[India] Reminder: Talk by Dr Dibyadyuti Roy on October 9, 2021

DiGRA India digraindia21 at gmail.com
Wed Oct 6 13:33:10 UTC 2021


Dear All,

Hello Everyone! Please join us for the talk, “Apocalyptic Games:
Radioactive Masculinity and Cold War Ludic Cultures” that will be delivered
by Dr. Dibyadyuti Roy on October 9th, 2021 at 8:30 PM IST.

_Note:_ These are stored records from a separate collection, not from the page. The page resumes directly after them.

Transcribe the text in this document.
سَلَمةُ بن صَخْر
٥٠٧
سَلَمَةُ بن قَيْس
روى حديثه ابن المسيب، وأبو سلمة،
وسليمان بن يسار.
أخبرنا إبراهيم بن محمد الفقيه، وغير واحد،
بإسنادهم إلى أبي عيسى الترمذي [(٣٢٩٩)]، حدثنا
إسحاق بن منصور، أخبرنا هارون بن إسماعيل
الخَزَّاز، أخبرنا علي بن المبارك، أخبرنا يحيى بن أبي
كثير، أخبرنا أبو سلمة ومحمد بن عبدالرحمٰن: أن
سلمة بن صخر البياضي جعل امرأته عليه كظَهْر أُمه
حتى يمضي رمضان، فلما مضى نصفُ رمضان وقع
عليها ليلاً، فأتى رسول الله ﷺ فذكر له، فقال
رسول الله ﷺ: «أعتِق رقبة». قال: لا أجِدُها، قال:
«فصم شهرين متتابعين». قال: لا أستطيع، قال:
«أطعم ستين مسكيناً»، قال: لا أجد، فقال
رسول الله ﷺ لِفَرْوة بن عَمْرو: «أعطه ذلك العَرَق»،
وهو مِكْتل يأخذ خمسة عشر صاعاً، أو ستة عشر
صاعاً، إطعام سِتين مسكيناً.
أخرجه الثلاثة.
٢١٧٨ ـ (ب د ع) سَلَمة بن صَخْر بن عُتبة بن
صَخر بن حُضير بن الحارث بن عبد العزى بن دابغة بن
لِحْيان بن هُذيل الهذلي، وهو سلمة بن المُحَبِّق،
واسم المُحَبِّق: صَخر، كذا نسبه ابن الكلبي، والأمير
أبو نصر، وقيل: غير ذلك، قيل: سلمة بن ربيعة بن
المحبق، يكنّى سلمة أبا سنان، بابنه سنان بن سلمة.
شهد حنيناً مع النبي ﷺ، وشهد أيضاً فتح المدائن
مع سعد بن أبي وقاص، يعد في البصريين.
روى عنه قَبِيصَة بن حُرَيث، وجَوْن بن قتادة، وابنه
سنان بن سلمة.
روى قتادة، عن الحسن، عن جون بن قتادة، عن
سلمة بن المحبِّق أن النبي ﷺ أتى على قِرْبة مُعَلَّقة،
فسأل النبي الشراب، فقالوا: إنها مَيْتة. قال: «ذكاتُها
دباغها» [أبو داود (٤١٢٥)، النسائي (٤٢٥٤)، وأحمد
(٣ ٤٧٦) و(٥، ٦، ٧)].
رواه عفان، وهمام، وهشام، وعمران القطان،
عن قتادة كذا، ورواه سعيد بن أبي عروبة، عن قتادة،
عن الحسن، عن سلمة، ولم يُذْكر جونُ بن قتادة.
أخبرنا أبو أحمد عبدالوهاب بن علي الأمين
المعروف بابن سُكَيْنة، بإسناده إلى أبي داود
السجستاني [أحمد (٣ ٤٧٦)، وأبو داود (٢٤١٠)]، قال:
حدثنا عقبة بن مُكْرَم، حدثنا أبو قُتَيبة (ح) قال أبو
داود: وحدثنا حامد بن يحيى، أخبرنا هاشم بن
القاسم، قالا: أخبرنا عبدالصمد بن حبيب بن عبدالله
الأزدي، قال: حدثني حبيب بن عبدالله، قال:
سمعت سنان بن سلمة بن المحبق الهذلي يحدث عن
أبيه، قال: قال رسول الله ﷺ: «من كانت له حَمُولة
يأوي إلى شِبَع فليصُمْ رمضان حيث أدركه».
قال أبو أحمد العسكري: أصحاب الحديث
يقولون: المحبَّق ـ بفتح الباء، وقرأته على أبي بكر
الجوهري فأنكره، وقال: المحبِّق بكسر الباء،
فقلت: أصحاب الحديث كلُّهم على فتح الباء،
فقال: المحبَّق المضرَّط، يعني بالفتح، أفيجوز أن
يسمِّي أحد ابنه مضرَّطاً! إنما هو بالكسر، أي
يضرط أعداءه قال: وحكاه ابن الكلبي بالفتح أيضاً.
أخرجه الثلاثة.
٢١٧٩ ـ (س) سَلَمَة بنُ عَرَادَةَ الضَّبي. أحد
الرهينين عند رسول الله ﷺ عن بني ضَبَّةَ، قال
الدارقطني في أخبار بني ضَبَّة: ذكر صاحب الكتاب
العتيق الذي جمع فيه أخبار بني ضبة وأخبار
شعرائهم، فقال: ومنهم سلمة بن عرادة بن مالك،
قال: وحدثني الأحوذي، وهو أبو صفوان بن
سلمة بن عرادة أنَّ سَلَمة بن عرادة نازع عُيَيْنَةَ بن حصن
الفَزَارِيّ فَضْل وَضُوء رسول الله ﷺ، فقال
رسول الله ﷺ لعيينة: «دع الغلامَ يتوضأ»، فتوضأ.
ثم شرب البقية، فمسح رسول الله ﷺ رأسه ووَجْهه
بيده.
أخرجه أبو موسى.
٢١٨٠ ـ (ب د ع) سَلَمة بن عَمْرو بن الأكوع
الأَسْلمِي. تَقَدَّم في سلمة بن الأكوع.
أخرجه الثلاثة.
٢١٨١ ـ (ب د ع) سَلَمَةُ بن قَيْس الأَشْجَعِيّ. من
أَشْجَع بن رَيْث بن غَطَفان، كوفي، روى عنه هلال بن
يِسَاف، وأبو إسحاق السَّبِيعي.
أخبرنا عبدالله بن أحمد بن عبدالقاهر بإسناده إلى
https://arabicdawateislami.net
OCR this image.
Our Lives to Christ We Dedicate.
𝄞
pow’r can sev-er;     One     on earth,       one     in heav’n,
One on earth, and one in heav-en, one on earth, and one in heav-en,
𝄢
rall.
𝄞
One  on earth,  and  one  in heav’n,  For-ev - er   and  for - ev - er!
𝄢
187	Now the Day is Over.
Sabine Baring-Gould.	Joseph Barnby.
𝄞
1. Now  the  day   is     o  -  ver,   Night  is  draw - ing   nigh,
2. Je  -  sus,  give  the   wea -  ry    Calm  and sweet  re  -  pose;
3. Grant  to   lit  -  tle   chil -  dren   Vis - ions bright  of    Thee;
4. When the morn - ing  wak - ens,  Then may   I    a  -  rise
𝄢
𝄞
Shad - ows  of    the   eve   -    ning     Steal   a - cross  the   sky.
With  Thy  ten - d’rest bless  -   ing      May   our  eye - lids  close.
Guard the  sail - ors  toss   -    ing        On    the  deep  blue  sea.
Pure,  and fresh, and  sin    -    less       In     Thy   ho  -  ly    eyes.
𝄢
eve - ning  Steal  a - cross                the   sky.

Meeting Link : http://meet.google.com/tdq-bchz-bhm

Facebook Event Link: https://fb.me/e/2KhCxe0uq


Abstract:
Escalating global animosity amongst Nuclear Weapons States (NWS) in the
last decade along with nuclear disasters such as the Fukushima Daiichi
Accident forced the Bulletin of Atomic Scientists to note in 2021: that it
is only 100 seconds to midnight on the Doomsday Clock. Such apocalyptic
predictions have only been exacerbated during the pandemic year with the
Science and Security Board pointing out how “[N]uclear nations...have
ignored or undermined practical and available diplomatic and security tools
for managing nuclear risks." Promisingly, counter cultural tropes against
nuclear proliferation have emerged in digital spaces such as the Nuclear
Games Project that narrativizes through games and educational content "the
risks and human impact of nuclear weapons and nuclear energy" (Youth Fusion
2020).
However, there is still a considerable dearth of critical scholarship in
Game Studies regarding how Cold War Gaming Cultures—emerging from a
dominant literacy of nuclear—continue to shape our contemporary online and
offline gaming practices.
Consequently, in this talk I argue through a historical contextualization
of American board games from the Cold War era how radioactive masculinity—a
form of hegemonic militarized masculinity contingent on the racialized and
gendered bomb (Roy 2016, 2018, 2020)—was operationalized as a heuristic to
proliferate containment ideologies, which were central to American
realpolitik between 1945-1991. By focusing on apparently quotidian games
such as Scrabble, Chess, Risk and Clue, to only name a few, I examine how
these games became proxy battlefields through which the anxieties and
ideological struggles of Cold War America were simultaneously materialized
in domestic spaces and transferred beyond: to sustain the nuclear
infrastructures, imaginaries, and legacies of a bipolar world.


Bio:
Dr. Dibyadyuti Roy (Dibya) is an accomplished scholar and educator with
over a decade's experience working in multidisciplinary academic
environments across USA, UK, and India. His public facing research profile
is transdisciplinary with specializations in New Media and Digital
Humanities, Global South Masculinities, and Postcolonial Science and
Technology Studies. His published work can be found in prestigious venues
such as Health Promotion International, Gender, Place and Culture, Feminist
Media Studies, Interventions, South Asian Review and the Journal of Gaming
and Virtual Worlds, to name a few. He is also the founding member of
India's first DH collective, the Digital Humanities Alliance for Research
and Teaching Innovations (DHARTI) and is currently an Assistant Professor
at the Indian Institute of Technology (IIT) Jodhpur, with joint
appointments School of Humanities and Social Sciences, the School of
Management and Entrepreneurship and the Division of Digital Humanities
(India's first Masters and PhD program in Digital Humanities).

We look forward to your participation!